Understanding portable air conditioners and what to look for when buying one is made much easier when you have a basic knowledge of some of the most common terms used in reference to them.
Here is a quick list of some of the terms you are most likely to encounter on the subject, and their importance in relation to portable air conditioners.
BTU stands for “British Thermal Unit.” This is most likely the most important term when it comes to portable air conditioners, and the first spec you’ll see listed when shopping for one.
It references the standard unit of measure that summarizes the power of the unit in relation to how big of a space it should be used for. Air conditioners don’t merely blow cold air into a room with warm air. They literally remove the heat from the air.
By definition, BTU refers to the amount of energy needed to raise the temperature of 1 pound of water 1°F. When it comes to air conditioners, this measurement refers to how many BTU’s per hour the product can remove from the air around it, which is how the area is cooled.
So, when you see a unit listed with a BTU amount of 12,000, that means that it removes that many BTU’s per hour in the appropriate sized-space.
This is a term that is familiar to most. For those that aren’t familiar, Square feet refers to the size of a given space. To measure your space, multiply the length of the room by the width, and you get the square footage. This is important when it comes to deciding what size of unit you need, BTU-wise.
You likely know what ventilation means, but it’s a little more specific when it comes to portable air conditioners.
In this case, it refers to the ventilation that all portable air conditioners are required to have. It’s fairly simple -- portable A/C’s expel hot air during the cooling process, and it needs to go somewhere else besides the same room.
Most portable units are vented through a window, but some others prefer to vent the unit through a sliding door, or even in a custom hole in the wall that leads outside or to an area like a garage. The ventilation is done with either one a single-hose, or a double-hose. Double-hose systems are generally more efficient.
This term is probably familiar to most. Wattage is a way to measure the amount of power required to operate an electrical appliance or device. Wattage amounts on a unit are indicative of how many watts they consume when in use.
The less wattage used, the less energy used in your home. You want a unit that will offer the best amount of BTU’s, while using the least amount of wattage in doing so. Which leads us to the next term.

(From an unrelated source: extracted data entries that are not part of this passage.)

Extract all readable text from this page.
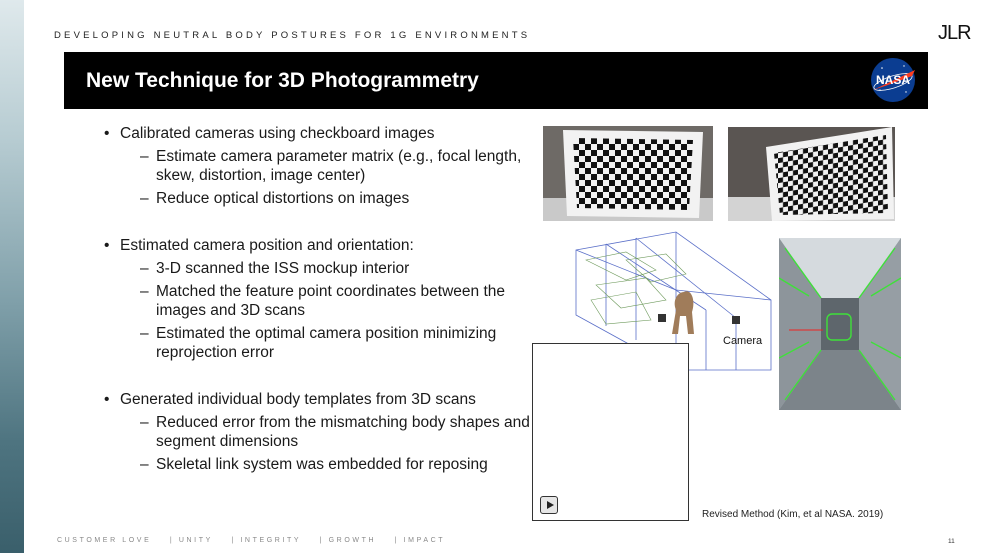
DEVELOPING NEUTRAL BODY POSTURES FOR 1G ENVIRONMENTS	JLR
New Technique for 3D Photogrammetry	NASA
• Calibrated cameras using checkboard images
– Estimate camera parameter matrix (e.g., focal length, skew, distortion, image center)
– Reduce optical distortions on images
• Estimated camera position and orientation:
– 3-D scanned the ISS mockup interior
– Matched the feature point coordinates between the images and 3D scans
– Estimated the optimal camera position minimizing reprojection error
• Generated individual body templates from 3D scans
– Reduced error from the mismatching body shapes and segment dimensions
– Skeletal link system was embedded for reposing
Camera
Revised Method (Kim, et al NASA. 2019)
CUSTOMER LOVE	| UNITY	| INTEGRITY	| GROWTH	| IMPACT	11
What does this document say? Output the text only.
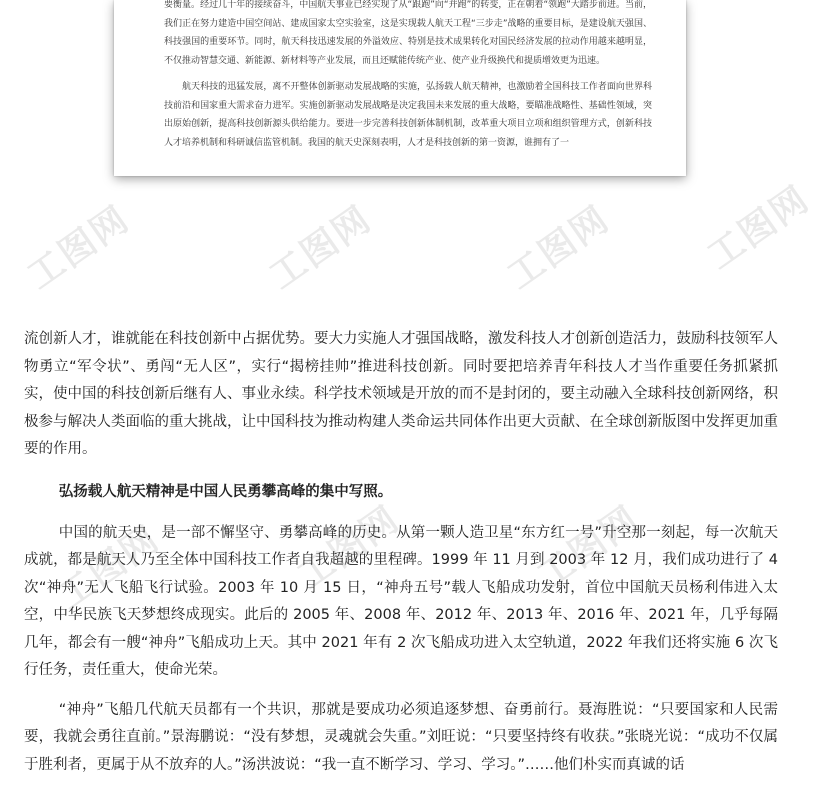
要衡量。经过几十年的接续奋斗，中国航天事业已经实现了从“跟跑”向“并跑”的转变，正在朝着“领跑”大踏步前进。当前，我们正在努力建造中国空间站、建成国家太空实验室，这是实现载人航天工程“三步走”战略的重要目标，是建设航天强国、科技强国的重要环节。同时，航天科技迅速发展的外溢效应、特别是技术成果转化对国民经济发展的拉动作用越来越明显，不仅推动智慧交通、新能源、新材料等产业发展，而且还赋能传统产业、使产业升级换代和提质增效更为迅速。

航天科技的迅猛发展，离不开整体创新驱动发展战略的实施，弘扬载人航天精神，也激励着全国科技工作者面向世界科技前沿和国家重大需求奋力进军。实施创新驱动发展战略是决定我国未来发展的重大战略，要瞄准战略性、基础性领域，突出原始创新，提高科技创新源头供给能力。要进一步完善科技创新体制机制，改革重大项目立项和组织管理方式，创新科技人才培养机制和科研诚信监管机制。我国的航天史深刻表明，人才是科技创新的第一资源，谁拥有了一

工图网	工图网	工图网 工图网
工图网	工图网	工图网

流创新人才，谁就能在科技创新中占据优势。要大力实施人才强国战略，激发科技人才创新创造活力，鼓励科技领军人物勇立“军令状”、勇闯“无人区”，实行“揭榜挂帅”推进科技创新。同时要把培养青年科技人才当作重要任务抓紧抓实，使中国的科技创新后继有人、事业永续。科学技术领域是开放的而不是封闭的，要主动融入全球科技创新网络，积极参与解决人类面临的重大挑战，让中国科技为推动构建人类命运共同体作出更大贡献、在全球创新版图中发挥更加重要的作用。

弘扬载人航天精神是中国人民勇攀高峰的集中写照。

中国的航天史，是一部不懈坚守、勇攀高峰的历史。从第一颗人造卫星“东方红一号”升空那一刻起，每一次航天成就，都是航天人乃至全体中国科技工作者自我超越的里程碑。1999 年 11 月到 2003 年 12 月，我们成功进行了 4 次“神舟”无人飞船飞行试验。2003 年 10 月 15 日，“神舟五号”载人飞船成功发射，首位中国航天员杨利伟进入太空，中华民族飞天梦想终成现实。此后的 2005 年、2008 年、2012 年、2013 年、2016 年、2021 年，几乎每隔几年，都会有一艘“神舟”飞船成功上天。其中 2021 年有 2 次飞船成功进入太空轨道，2022 年我们还将实施 6 次飞行任务，责任重大，使命光荣。

“神舟”飞船几代航天员都有一个共识，那就是要成功必须追逐梦想、奋勇前行。聂海胜说：“只要国家和人民需要，我就会勇往直前。”景海鹏说：“没有梦想，灵魂就会失重。”刘旺说：“只要坚持终有收获。”张晓光说：“成功不仅属于胜利者，更属于从不放弃的人。”汤洪波说：“我一直不断学习、学习、学习。”……他们朴实而真诚的话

A portable air conditioner’s energy efficiency rating is its BTU rating over its wattage consumed. You divide the BTU amount by the wattage which results in the EER.
For example: A 12,000-BTU portable air conditioner consumes 1,400 watts, so its rating is 8.5 (12,000 BTU/1,400 watts.)
The higher the EER, the better the unit is at making the most use of its energy when running. This will lead to some significant savings on your energy bills over time.
Portable air conditioners are never completely silent. The actual noise level of the unit is an important criteria to most shoppers, especially those that want a unit that is as quiet as possible, even when being run on a max setting.
Because of this, it’s common to see a decibel level listed in a portable air conditioner’s specifications. Decibel level is a way to measure sound.
For example, the lowest possible sound that can be heard is 0 decibels. Human conversation at a normal loudness from 3-5 feet away is around 60-70 decibels. Many portable air conditioners peak at about 50-55 decibels when they are on a max setting.
Humidity can be good for certain things, but when it comes to your home, it’s best to keep the humidity levels low. This results in a more comfortable atmosphere that feels less clammy due to the drier air, and also prevents mold growth and moisture damaging wood, electronics, and several other items in your home.
Portable air conditioners actually act as dehumidifiers because of the way they cool a room. Part of the cooling process cycle that these units go through involves actually removing the moisture from the air while cooling it. The result is a cooler space, but also a less humid one.
Dehumidification is a common term you’ll find listed on a unit’s specs. This refers to the amount of moisture the unit can remove from the air over a 24 hour period of left to run the entire time.
Portable air conditioners remove moisture from the air when they are cooling a space. This creates condensation that can begin to accumulate inside the unit, depending on the model. This issue can be dealt with in a few different ways.
Some units have a way to collect the condensate, allowing you to dispose of it when it gets full. This most often involves a sort of tray or bucket underneath the unit. Others come with a drainage hose that you can direct either outside, or to a floor drain. These are effective and all, but not very convenient for most.
Self-evaporative portable air conditioners use some of the condensate to cool the internal system, and evaporate the rest. This is the best choice for those that want a more efficient unit, while also having a more convenient one that doesn't need to be constantly monitored.
Most self-evaporative models still have a drain plug, just in case there is some leftover condensate when conditions are extremely humid.